Vila: Mengerikan ke depan. Hanya empat tembakan, dan itu akan terjadi ketika Anda hanya melihat 38,4 persen penguasaan bola. Tapi ini tidak bisa dilihat sebagai permainan yang menunjukkan kepada kita Villa baru yang sebenarnya. Mereka dihidupkan kembali di bawah Steven Gerrard dan menuju ke arah yang benar. Ini hanya permainan di mana mereka kalah.
Kelas: D

Manchester United 1, Norwich 0 (xG: 2.05-1.11)

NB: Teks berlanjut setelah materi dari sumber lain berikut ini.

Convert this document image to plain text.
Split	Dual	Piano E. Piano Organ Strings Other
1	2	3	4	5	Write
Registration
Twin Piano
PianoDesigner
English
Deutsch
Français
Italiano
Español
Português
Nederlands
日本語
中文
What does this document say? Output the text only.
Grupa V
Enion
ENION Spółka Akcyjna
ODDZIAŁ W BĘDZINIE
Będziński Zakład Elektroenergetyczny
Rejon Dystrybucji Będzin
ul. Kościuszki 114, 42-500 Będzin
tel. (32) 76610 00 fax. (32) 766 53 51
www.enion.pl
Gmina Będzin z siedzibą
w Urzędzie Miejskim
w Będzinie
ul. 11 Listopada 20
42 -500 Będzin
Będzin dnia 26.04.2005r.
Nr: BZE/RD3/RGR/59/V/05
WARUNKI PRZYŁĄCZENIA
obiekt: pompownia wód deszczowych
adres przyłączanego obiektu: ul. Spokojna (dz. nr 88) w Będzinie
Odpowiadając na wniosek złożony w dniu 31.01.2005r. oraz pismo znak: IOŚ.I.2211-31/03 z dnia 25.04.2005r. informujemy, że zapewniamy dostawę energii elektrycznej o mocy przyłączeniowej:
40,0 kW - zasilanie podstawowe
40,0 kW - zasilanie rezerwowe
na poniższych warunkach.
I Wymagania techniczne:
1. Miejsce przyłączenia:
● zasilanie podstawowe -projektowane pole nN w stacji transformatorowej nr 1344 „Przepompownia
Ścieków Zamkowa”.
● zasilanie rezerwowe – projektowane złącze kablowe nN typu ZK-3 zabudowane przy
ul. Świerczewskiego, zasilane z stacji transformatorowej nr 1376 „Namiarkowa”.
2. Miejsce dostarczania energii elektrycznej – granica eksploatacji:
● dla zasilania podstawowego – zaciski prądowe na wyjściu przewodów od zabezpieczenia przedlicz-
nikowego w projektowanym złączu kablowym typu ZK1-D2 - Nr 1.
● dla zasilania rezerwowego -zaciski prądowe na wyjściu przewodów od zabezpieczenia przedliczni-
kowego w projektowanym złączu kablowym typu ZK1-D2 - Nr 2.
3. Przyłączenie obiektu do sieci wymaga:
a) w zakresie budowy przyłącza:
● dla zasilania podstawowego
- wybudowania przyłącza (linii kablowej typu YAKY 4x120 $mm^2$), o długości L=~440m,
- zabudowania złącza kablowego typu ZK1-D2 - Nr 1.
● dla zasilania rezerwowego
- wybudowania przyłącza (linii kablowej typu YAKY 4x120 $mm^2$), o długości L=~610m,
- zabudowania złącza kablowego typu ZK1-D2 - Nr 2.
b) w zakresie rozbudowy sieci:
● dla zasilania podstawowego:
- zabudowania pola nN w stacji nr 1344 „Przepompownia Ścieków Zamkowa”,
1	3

Manchester United: Ditebus oleh tendangan penalti dan beruntung tidak kebobolan, dengan penampilan mengecewakan lainnya untuk Setan Merah. Mereka terus menciptakan peluang tetapi terkadang kurang tajam, dan mereka beruntung itu tidak kembali menggigit mereka di sini.
Kelas: C

Norwich: Anda harus merasakannya, karena mereka tidak bermain terlalu buruk. Mereka benar-benar seharusnya mencetak gol tetapi ditolak berkali-kali oleh David de Gea yang sedang dalam performa terbaik. The Canaries benar-benar layak mendapatkan poin, tetapi kemenangan moral tidak akan mencegah mereka terdegradasi.
Kelas: C+

Brentford 2, Watford 1 (xG: 1,89-0,65)

Brentford: Membutuhkan comeback yang gila dan terlambat tetapi pantas mendapatkan ketiga poin sebenarnya dengan tampilan mereka lebih dari 90 menit. Mendominasi peluang, mendominasi bola dan menunjukkan bahwa mereka memiliki sedikit sihir yang dibutuhkan.
Kelas: A

Watford: Bukan penampilan yang bagus, meskipun mereka mengendarai gelombang momentum yang bagus setelah gol awal. Pada akhirnya, kualitas dan fokus di pertahanan tidak cukup, kebobolan di menit ke-84 dan keenam waktu tambahan.